The regulator believes that should the deal be closed, it won't significantly hurt competition in the market.
Chilean regulator Fiscalía Nacional Económica (the National Economic Prosecutor's Office) has approved Microsoft's proposed acquisition of Activision Blizzard.
The FNE issued a statement where it ruled that the deal will not "substantially reduce competition" – the conclusion that the regulator made based on market analysis, preferences of the Chilean consumers, and other evidence it received. The FNE believes that if the acquisition is complete, it will not significantly hurt competition in the market.
It also ruled out the possibility of removing the Call of Duty series from different platforms as, according to the regulator, Activision Blizzard faces significant competitive pressure from other major publishers such as EA, Ubisoft, Take-Two, Sony, and Nintendo.
In addition, the FNE pointed out that the relevance of Call of Duty in Latin America is "comparatively less than in other regions of the world."

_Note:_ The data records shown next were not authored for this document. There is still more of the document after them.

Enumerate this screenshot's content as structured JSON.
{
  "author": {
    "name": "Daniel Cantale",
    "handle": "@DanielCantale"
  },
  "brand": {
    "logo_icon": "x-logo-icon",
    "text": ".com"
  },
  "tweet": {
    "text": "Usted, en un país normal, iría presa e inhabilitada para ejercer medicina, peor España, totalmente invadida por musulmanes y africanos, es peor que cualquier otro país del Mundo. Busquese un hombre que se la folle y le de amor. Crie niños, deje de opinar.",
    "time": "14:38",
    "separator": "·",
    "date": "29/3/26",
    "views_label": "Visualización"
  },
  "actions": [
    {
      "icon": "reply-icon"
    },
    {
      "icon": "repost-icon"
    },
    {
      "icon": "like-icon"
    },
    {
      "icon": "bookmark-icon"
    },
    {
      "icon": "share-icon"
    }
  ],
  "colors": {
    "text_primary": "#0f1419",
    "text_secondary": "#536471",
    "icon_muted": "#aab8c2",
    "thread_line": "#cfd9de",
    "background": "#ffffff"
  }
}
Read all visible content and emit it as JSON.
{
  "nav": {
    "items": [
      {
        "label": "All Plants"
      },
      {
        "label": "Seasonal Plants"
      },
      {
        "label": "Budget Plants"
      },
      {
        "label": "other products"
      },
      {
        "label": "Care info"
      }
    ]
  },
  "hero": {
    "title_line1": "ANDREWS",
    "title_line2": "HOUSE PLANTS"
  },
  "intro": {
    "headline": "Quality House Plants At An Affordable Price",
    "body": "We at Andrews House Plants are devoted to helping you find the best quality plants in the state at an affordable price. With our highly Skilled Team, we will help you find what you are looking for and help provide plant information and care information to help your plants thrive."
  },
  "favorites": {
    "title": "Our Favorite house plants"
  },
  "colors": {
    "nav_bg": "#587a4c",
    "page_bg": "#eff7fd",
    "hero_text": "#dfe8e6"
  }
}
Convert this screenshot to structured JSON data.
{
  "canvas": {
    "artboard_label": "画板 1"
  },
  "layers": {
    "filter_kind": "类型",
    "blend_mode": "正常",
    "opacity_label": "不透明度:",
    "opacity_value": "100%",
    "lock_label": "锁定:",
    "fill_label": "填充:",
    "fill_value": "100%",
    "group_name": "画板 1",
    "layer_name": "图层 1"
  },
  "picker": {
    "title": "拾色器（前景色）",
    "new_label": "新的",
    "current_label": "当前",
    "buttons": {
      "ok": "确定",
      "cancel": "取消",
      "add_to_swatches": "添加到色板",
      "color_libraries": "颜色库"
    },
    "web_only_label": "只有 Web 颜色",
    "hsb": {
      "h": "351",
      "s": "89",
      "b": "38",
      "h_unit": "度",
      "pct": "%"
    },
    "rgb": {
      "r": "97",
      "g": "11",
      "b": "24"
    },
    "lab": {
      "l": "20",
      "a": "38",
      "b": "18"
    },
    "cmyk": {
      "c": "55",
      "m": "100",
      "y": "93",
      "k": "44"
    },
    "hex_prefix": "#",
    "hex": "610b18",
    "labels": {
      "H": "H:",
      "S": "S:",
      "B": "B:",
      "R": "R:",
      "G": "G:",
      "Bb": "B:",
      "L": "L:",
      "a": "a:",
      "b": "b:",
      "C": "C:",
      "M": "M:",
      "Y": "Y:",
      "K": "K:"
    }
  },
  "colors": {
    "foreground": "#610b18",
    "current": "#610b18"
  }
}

The regulator also believes that the merger will not substantially impact user console choice – something that Sony expressed its concerns about – saying that even if Call of Duty becomes an Xbox exclusive, just a low share of users will change their console in order to access the shooter series.
It also added that the revenue Activision generates from sales of PlayStation versions of Call of Duty would discourage Microsoft and Activision from removing the game series from Sony's console.
Microsoft's Activision deal has already been approved in several countries including Saudi Arabia, Brazil, and Serbia. However, it is still being scrutinized by European regulators including the European Commission and the UK's Competition and Markets Authority as well as the US Federal Trade Commission.
While the CMA and the European Commission continue their phase 2 investigations, the FTC recently filed an antitrust lawsuit against Microsoft in an attempt to block it from acquiring Activision Blizzard. The trial is set to take place in August 2023 and the first pre-trial hearing, according to Reuters, was to be held on January 3.